Deux visions s'opposent et elles ont pesé fortement cette saison sur le service dirigé par Eric Bayle. _« Avant l'hiver, au moment du licenciement, on a eu peu d'informations
et d'explications sur ce qui s'était vraiment passé, et on ne savait pas ce qui nous attendait avec l'enquête »_, raconte un membre du service. L'un des consultants de la
chaîne, Mathieu Blin, l'ancien talonneur du Stade Français, dans les émissions et pas au quotidien dans la rédaction, reconnaissait, il y a quelques semaines, avant le rendu de
l'enquête, avoir eu écho _« d'une ambiance compliquée. Même si les sujets sont totalement différents, j'avais déjà connu cela lors du licenciement de Sébastien Thoen_ (en
novembre 2020 pour une parodie de l'émission de Pascal Praud sur CNews) _et de la pétition de soutien signée par une partie des gens de Canal (148 signataires dont 48 anonymes). Cela
crée forcément de la méfiance, de la défiance ou de l'anxiété dans les discussions. Avec souvent deux groupes qui s'opposent. »_ DES PREUVES ACCABLANTES SELON MAXIME SAADA +Libres,
le syndicat majoritaire de Canal+, explique que l'un de ses élus _« a participé à l'enquête en tant que représentant du personnel, en étroite collaboration avec un représentant de
la direction des ressources humaines »_ et ajoute que _« le dossier est désormais entre les mains de la direction, qui devra, le cas échéant, prendre et appliquer les sanctions nécessaires.

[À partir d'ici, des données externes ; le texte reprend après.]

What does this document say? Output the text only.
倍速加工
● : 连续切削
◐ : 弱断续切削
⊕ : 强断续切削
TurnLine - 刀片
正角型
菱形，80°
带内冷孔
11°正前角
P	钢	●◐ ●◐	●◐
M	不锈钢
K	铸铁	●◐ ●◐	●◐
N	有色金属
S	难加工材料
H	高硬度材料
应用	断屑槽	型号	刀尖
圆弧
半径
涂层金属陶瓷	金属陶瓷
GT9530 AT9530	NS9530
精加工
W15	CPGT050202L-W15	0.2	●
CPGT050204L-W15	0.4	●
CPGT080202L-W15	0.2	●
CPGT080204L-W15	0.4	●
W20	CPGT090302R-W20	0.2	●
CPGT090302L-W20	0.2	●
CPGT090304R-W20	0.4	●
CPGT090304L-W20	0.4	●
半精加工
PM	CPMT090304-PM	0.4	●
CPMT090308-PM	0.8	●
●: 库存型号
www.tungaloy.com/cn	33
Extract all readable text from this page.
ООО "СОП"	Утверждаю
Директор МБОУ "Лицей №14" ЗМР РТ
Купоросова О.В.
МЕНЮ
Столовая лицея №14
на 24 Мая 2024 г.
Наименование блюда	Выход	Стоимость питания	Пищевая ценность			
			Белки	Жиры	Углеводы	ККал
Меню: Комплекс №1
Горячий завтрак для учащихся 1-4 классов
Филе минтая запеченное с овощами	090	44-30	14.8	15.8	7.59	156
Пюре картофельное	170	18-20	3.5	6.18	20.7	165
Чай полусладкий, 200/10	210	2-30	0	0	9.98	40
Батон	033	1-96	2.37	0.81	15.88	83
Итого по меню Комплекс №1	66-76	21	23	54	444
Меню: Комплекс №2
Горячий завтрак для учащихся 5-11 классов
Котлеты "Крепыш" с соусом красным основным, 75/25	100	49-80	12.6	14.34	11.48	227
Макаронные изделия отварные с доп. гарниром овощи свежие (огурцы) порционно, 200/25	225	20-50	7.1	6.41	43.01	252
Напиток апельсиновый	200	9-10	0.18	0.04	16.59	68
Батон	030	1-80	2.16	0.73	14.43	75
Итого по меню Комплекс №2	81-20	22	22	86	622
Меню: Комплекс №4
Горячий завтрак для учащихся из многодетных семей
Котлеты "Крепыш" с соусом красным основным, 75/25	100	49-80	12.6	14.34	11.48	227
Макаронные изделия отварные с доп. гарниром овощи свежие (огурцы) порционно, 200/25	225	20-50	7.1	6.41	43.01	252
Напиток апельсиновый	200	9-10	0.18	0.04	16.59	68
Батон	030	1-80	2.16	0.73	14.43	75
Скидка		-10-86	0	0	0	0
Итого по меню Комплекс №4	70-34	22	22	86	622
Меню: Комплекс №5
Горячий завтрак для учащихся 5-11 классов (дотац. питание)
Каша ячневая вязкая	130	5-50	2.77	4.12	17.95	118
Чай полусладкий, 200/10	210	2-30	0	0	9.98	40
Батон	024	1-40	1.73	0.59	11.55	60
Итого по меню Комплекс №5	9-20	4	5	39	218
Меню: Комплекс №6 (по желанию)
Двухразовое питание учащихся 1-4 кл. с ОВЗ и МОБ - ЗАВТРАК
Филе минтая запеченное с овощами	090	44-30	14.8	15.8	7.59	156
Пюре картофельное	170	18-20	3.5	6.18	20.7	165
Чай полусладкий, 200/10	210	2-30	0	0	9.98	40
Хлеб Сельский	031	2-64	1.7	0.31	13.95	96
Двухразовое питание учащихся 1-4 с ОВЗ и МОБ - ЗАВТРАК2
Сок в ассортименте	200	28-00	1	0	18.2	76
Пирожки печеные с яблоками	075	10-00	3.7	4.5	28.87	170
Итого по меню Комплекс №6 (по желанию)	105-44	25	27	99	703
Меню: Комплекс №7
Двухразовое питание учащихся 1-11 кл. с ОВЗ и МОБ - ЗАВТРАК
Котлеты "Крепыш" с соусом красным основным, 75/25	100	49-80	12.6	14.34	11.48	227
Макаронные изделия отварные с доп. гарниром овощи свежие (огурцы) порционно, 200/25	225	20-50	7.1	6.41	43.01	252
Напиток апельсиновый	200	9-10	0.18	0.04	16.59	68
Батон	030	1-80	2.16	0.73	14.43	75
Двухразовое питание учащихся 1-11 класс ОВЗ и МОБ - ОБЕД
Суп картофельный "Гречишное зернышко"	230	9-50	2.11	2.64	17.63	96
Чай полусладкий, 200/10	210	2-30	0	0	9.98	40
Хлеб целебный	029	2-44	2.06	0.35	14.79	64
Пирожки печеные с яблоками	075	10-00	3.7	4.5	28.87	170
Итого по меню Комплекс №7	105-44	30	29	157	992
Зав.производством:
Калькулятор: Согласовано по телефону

»_ Devant la rédaction rugby, le 2 juin, Maxime Saada aurait précisé avoir lui-même pris connaissance des messages adressés aux deux salariées qui ont dénoncé les faits concernant le
reporter licencié et que les preuves étaient accablantes. Il aurait rappelé sa ligne de tolérance zéro sur ces sujets, tout comme le directeur des sports Thomas Sénécal, et qu'il y
aurait des conséquences. Elles n'ont pas tardé : trois journalistes du service, en CDD jusqu'au 30 juin, ainsi que deux CDI, ont fait l'objet cette semaine d'une mise à
pied conservatoire. D'autres faits sont ressortis de l'enquête, notamment des propos inappropriés - au total, quatre femmes se sont plaintes auprès de la direction-, propos qui ont
été diffusés sous forme de verbatims lors de la restitution de l'enquête au service rugby. Un journaliste, pour évoquer un supposé manque d'aisance d'une consultante rugby à
l'antenne, aurait ainsi déclaré : _« Elle devrait se faire violer par un mec qui sort des Baumettes, ça lui ferait du bien »_. Mathieu Blin, qui connaissait le reporter licencié en
décembre, et lui avait d'ailleurs adressé quelques messages au moment de l'affaire, dont il ne connaissait pas les détails, est très engagé sur le sujet des violences sexistes et
sexuelles, notamment au sein de la Fondation pour le sport inclusif dont il est co-président. Il réclame une vigilance de tous les instants sur ce sujet : _« J'ai la chance d'avoir
été élevé par des personnes très engagées, notamment dans des mouvements féministes. » Néanmoins, par le passé, il m'est déjà arrivé de m'interroger : « Ai-je pu être lourd à un
moment ? » Je ne le crois pas, en tout cas certainement pas par des attitudes interdites par la loi, ça j'en suis sûr. Malheureusement, certains peuvent encore les banaliser
aujourd'hui : « Oh, ça va, c'était juste une main au cul », « Oh, ça va, je lui ai juste reluqué les seins », « Oh, ça va, j'ai juste insisté cinq fois pour lui offrir un
verre ». Non, il n'y a pas de « ça va ». Draguer, ce n'est pas insister, ce n'est pas harceler. » _Contacté, le groupe Canal+ n'a pas souhaité réagir.